County’s Single-Stream Recycling Program For Township Put On Hold

No bidders for township pilot program; county says it is evaluating the market.


Pictured are the three recycling containers that would have been used in the township. In the center and at the right are the 45- and 95-gallon containers used in the single-stream recycling program.
Photo: Somerset County.

The Somerset County pilot single-stream recycling program that was set to begin in the township this month has been put on hold.

John Kendzulak, Somerset County’s recycling superintendent, said that no bids were received this summer for the program, so “(t)he County is currently evaluating the market for single stream recycling and has made a decision to not rebid this contract at this time.”

The bid opening was scheduled for Aug. 26, he said.

Kendzulak said he “could not say” whether the program will be totally shelved.

Franklin was slated to be the third town in the county to switch to single-stream recycling, following Green Brook and South Bound Brook.

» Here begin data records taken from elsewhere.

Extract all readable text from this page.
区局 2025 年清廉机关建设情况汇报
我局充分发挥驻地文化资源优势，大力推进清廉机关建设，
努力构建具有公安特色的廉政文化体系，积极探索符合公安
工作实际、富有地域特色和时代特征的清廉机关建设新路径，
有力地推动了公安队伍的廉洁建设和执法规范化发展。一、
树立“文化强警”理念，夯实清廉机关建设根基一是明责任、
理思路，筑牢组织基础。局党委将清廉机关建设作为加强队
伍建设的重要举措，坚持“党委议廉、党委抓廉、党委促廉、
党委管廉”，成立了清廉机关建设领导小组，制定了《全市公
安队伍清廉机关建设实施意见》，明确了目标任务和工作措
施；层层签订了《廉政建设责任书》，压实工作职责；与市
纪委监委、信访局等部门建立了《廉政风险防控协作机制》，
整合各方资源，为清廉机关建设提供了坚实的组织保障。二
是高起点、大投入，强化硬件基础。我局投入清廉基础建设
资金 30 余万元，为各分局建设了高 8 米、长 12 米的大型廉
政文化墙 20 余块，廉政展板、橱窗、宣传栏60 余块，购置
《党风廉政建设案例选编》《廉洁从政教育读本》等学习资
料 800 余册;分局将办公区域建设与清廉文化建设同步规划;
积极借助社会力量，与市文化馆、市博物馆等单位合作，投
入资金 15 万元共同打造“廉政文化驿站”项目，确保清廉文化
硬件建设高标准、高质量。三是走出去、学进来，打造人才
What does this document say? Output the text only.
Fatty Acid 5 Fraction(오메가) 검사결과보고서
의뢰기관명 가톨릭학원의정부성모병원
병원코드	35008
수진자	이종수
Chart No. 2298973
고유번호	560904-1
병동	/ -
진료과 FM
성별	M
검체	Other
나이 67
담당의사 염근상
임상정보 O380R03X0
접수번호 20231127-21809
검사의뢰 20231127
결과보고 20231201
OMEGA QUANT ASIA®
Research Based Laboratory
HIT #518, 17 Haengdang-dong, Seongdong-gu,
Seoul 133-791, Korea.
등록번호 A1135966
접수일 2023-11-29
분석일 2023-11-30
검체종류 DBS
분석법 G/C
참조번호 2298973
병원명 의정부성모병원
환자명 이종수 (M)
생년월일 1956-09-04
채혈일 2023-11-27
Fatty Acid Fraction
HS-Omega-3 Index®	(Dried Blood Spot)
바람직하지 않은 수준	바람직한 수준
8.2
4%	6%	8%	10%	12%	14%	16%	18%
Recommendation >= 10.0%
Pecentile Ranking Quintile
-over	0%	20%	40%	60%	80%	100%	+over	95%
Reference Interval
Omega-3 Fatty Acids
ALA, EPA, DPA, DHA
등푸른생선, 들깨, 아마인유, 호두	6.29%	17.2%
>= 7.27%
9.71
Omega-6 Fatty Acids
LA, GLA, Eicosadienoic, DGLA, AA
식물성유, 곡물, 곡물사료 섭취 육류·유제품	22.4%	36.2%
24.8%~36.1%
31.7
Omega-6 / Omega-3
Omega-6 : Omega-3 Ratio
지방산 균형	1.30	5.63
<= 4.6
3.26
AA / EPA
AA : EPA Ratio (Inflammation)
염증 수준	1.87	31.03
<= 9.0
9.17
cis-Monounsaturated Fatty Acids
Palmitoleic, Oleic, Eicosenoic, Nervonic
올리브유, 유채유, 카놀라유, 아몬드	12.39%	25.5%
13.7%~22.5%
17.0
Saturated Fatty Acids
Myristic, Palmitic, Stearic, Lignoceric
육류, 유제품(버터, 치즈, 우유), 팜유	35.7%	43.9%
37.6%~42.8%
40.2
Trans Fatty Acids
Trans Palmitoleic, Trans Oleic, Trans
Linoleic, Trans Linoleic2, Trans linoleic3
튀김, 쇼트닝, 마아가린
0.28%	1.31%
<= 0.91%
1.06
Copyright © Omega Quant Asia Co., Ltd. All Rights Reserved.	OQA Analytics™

The program had been touted since at least January, when Paul McCall, the county’s director of public works, described it to the Township Council.

In January, the thought was that the program would start in July. The start date was later set to the end of October, after an inventory of township residences had been completed.

The program was to have used 45- and 95-gallon carts, into which residents could put all of their recyclables. The carts would then have been picked up by special “one-armed” trucks that would dump the contents into truck beds.

The size of the containers – the 45-gallon cart is 45 inches high, 24 inches wide and 29 inches deep – prohibited some residents in town home and condominium communities from participating. That’s because either units are on second stories or higher, or the carts can’t be fit in a unit’s garage.

The county decided that in those cases, residents would continue to be served using the current 20-gallon containers, Kendzulak said.

A number of planned communities requested inclusion in the program, according to bid documents for the project. Those communities are Beacon Hill at Somerset, Kingsberry Acres, Forest Gate, Whitehall Manor, Canal Walk, Renaissance at Raritan Valley, Quailbrook East, Somerset Run, Carriage Homes, Sountryside, Society Hill, Quail Crest, Sterling Point and Regency.

In January, McCall said that although starting the program in Green Brook and South Bound Brook was “painful,” it has yielded positive results.

He said Green Brook has increased its recyclable tonnage by 20 percent, and South Bound Book by 8 percent.

According to the bid documents, there are more than 15,000 homes in the township which generate more than 4,000 tons of recyclables a year.